The class E 40 basically is a class E 10 without electric brake, altered gear ratio for lower speed and correspondingly higher tractive effort along with additional minor changes.

As all other types of the Einheitslokomotiven program the class E 40 had welded bogies with central pins. Instead the formerly used axle hung motors it used a quill drive with a circular rubber spring as a connecting element ("Gummiringfeder" in German) reducing unsprung mass. The control unit had 28 power settings.

879 units were built, making it the Einheitslokomotive (standard locomotive) of its era.

The original speed was 100 km/h, this was enhanced to 110 km/h in 1969 in order to allow better usability also for commuter trains. A sub-series, known as 140.8, were equipped for push-pull train operation.

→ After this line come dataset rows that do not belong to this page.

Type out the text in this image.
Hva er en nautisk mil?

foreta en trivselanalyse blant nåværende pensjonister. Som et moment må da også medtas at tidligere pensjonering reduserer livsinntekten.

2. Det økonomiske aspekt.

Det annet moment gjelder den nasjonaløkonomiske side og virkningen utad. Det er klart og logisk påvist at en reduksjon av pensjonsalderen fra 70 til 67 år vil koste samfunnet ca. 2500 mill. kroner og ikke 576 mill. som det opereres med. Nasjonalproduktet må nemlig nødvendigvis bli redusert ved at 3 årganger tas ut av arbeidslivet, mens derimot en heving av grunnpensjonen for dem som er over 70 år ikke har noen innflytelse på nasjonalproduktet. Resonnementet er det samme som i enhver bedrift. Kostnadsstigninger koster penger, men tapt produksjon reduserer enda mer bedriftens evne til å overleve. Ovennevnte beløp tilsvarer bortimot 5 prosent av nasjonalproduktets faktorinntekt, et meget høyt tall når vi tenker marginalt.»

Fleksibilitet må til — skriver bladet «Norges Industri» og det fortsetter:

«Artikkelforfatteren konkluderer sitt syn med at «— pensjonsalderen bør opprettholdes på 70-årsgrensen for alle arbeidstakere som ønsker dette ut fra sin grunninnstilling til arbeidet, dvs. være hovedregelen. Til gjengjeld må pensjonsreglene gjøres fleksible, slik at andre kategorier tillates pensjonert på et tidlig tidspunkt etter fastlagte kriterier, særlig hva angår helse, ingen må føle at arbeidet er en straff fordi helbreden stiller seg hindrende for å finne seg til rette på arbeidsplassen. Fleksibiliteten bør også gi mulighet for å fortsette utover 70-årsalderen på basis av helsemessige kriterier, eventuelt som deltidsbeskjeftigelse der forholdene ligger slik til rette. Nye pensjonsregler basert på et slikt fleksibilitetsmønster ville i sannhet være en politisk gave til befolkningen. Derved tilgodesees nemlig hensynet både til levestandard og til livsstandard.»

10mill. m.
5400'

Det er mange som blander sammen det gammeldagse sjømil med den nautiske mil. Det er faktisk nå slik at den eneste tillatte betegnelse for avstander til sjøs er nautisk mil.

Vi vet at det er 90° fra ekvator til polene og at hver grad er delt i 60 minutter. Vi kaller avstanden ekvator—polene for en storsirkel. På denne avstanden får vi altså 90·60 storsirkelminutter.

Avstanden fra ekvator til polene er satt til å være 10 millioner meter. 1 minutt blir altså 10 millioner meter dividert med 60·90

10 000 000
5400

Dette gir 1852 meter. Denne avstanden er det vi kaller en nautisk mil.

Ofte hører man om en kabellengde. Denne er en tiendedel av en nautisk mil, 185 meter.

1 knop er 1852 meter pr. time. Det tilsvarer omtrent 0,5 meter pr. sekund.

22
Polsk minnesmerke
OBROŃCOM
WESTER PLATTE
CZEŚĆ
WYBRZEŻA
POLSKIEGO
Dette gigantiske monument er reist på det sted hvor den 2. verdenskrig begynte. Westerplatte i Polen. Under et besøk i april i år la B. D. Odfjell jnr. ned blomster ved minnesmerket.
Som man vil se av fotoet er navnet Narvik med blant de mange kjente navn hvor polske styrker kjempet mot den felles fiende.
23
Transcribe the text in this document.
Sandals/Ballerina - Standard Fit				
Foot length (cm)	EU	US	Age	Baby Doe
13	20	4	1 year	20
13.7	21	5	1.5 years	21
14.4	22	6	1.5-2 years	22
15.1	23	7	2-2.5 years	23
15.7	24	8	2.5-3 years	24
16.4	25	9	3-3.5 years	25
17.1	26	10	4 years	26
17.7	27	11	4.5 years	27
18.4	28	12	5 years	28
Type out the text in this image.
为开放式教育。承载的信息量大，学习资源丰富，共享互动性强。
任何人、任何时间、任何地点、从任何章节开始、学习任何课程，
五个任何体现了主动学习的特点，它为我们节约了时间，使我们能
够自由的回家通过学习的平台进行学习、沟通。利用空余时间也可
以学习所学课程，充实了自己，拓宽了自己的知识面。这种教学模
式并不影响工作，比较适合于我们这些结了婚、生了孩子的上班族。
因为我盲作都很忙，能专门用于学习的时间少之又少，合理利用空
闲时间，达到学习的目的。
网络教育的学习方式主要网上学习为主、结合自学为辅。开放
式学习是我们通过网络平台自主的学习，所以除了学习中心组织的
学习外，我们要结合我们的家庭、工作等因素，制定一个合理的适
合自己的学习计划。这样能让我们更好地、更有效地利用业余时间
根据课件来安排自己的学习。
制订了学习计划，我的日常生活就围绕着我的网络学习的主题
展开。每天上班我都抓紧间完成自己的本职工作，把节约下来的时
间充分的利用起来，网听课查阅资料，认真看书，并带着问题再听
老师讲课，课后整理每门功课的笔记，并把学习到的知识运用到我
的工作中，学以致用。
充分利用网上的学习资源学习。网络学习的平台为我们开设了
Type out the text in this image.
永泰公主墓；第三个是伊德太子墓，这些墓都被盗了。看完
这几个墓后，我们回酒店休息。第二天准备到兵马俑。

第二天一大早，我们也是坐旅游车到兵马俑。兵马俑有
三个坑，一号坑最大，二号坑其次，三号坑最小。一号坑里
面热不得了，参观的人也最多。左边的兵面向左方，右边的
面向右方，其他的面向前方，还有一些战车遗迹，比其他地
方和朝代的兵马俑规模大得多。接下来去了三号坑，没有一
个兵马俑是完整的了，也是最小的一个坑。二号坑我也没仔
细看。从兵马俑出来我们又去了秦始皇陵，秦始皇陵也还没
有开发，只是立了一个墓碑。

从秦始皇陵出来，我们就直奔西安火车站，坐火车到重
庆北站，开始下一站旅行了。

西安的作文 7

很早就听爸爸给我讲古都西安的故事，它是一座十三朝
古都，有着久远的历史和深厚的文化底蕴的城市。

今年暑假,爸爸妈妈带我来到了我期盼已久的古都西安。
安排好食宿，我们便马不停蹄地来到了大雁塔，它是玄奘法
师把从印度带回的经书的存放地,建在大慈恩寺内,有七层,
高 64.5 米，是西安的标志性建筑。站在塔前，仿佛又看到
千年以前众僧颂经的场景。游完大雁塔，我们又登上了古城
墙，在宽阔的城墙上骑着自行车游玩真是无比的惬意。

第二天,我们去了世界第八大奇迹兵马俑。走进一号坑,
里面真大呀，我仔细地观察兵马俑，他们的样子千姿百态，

In 1968 class E 40 was renumbered to class 140.

==Subclass E 40.11==
Starting in 1959, 31 locomotives were equipped with electrical brakes (as all class E 10 units were) for the ramp near Erkrath-Hochdahl between Düsseldorf and Wuppertal and the Höllentalbahn in southern Germany. Nowadays these engines are in service around Munich, with recent services to Austria, where the electric brake is very useful. In the beginning of the 1990s some additional class 139 (as they were renumbered in 1968) were built by equipping class 110 units with class 140 bogies and gearboxes from class 110 units pulled out of service.

Both class 140 and class 139 are being replaced by newer constructions such as class 145, class 185 and class 189. It is widely expected that the last units will be scrapped before 2010, though the higher than expected increase in railway freight traffic has created some traction shortages, thus some class 140 units are being overhauled.